Observability: Monitoring Sagas in Production

@Component
@RequiredArgsConstructor
public class SagaMetrics {

    private final MeterRegistry registry;

    public void recordSagaStarted(String sagaType) {
        registry.counter("saga.started", "type", sagaType).increment();
    }

    public void recordSagaCompleted(String sagaType, Duration duration) {
        registry.timer("saga.duration", "type", sagaType, "result", "success")
                .record(duration);
    }

    public void recordSagaFailed(String sagaType, String step) {
        registry.counter("saga.failed", "type", sagaType, "step", step).increment();
    }

    public void recordCompensationStarted(String sagaType) {
        registry.counter("saga.compensation.started", "type", sagaType).increment();
    }

    public void recordManualIntervention(String sagaType, String step) {
        registry.counter("saga.manual_intervention", "type", sagaType, "step", step)
                .increment();
    }
}

Key metrics to alert on:

Metric	Alert When	What It Means
`saga.failed` rate	> 1% of started sagas	Downstream service degradation or data issue
`saga.manual_intervention`	Any occurrence	Critical — requires immediate ops response
`saga.duration` p99	> 30s for typical flows	Downstream service slowdown or deadlock
`saga.compensation.started` rate	> 0.5% of sagas	Payment/inventory failures increasing
Sagas stuck in `COMPENSATING` > 5 min	Any	Compensation service unreachable

Senior Interview Questions

Q: What is the difference between a saga and a distributed transaction?

A: A distributed transaction (like 2PC) achieves strong ACID atomicity across multiple databases through a synchronous locking protocol.
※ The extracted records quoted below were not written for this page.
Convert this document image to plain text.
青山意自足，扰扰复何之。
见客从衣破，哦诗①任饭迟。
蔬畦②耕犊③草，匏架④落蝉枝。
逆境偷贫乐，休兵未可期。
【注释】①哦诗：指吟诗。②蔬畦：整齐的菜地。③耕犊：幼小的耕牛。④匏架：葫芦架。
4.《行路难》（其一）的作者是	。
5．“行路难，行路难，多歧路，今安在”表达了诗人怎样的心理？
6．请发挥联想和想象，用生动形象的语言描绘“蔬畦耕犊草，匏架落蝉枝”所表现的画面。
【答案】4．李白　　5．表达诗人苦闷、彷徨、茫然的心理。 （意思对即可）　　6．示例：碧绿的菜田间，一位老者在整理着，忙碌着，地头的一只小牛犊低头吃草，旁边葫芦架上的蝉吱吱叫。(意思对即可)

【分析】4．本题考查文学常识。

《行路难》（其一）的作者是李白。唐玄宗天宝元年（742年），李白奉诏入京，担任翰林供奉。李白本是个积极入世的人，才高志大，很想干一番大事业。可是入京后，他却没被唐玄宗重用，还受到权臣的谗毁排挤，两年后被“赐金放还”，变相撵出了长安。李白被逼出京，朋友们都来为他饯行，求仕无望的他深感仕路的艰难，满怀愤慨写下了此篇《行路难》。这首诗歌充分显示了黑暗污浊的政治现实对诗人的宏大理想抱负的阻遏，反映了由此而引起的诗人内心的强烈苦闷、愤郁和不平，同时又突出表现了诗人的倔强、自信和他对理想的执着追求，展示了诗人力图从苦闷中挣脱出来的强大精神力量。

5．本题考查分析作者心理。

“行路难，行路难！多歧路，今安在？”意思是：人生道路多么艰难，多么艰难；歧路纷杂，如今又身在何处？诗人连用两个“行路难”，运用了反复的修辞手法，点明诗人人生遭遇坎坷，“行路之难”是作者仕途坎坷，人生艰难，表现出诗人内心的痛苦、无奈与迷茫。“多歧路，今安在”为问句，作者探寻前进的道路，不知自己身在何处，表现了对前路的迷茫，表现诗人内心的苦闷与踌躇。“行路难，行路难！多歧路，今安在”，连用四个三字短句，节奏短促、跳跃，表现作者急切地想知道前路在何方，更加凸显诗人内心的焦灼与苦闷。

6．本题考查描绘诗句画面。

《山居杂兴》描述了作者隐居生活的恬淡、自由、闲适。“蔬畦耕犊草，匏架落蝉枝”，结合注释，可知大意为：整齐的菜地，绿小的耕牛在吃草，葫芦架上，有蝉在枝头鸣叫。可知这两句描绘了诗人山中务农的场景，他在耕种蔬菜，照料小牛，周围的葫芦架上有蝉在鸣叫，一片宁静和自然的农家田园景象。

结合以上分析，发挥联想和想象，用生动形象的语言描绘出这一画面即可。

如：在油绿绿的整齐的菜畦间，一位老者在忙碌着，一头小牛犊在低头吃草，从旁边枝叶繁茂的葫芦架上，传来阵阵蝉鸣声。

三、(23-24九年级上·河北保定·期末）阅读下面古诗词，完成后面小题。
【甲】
All participants either commit or roll back together. A saga achieves eventual consistency — each step commits locally, and failure is handled by compensating transactions (semantically reversing earlier steps). Sagas trade ACID guarantees for scalability, availability, and independence from distributed locking.

Q: Can a saga leave the system in a temporarily inconsistent state?

A: Yes, by design. While a saga is executing, the system is in an intermediate state (e.g., stock reserved but payment not yet confirmed). This is tolerated because the saga will either complete (reaching a consistent state) or fully compensate (returning to a consistent starting state). External observers may briefly see intermediate states — this is why saga-based systems must carefully design their read models and exposure windows.

Q: How do you handle idempotency in saga steps?

A: Every saga step must be idempotent because retries are inevitable. Strategies include:

Idempotency keys in the DB — check if the step already executed for this sagaId before processing.
Outbox Pattern — write the event and business state change in one atomic local transaction, preventing the case where the event is published but the DB change is lost (or vice versa).
Upsert semantics — use ON CONFLICT DO NOTHING or similar to make the operation safe to repeat.

Q: What happens if the orchestrator crashes mid-saga?

A: If saga state is persisted durably (in a database), the orchestrator can recover by reading its current state on restart. A recovery job queries all sagas in non-terminal states and re-drives them from their last persisted step. This is why sagaStateRepository.save(state) must happen before each network call to a downstream service — ensuring the state is durable before the action is taken.

Q: How do you design saga compensations for operations that can't be reversed?

A: For truly irreversible operations (e.g., a payment was sent to a bank, an email was delivered, a 3PL warehouse shipped a parcel):

Don't compensate technically — create a business-level adjustment record (e.g., a refund record, a return request).
Pivot the saga state to MANUAL_INTERVENTION_REQUIRED and alert operations.
Document in the system which operations are "pivot transactions" (steps after which compensation is impossible) and architect sagas to place them at the end.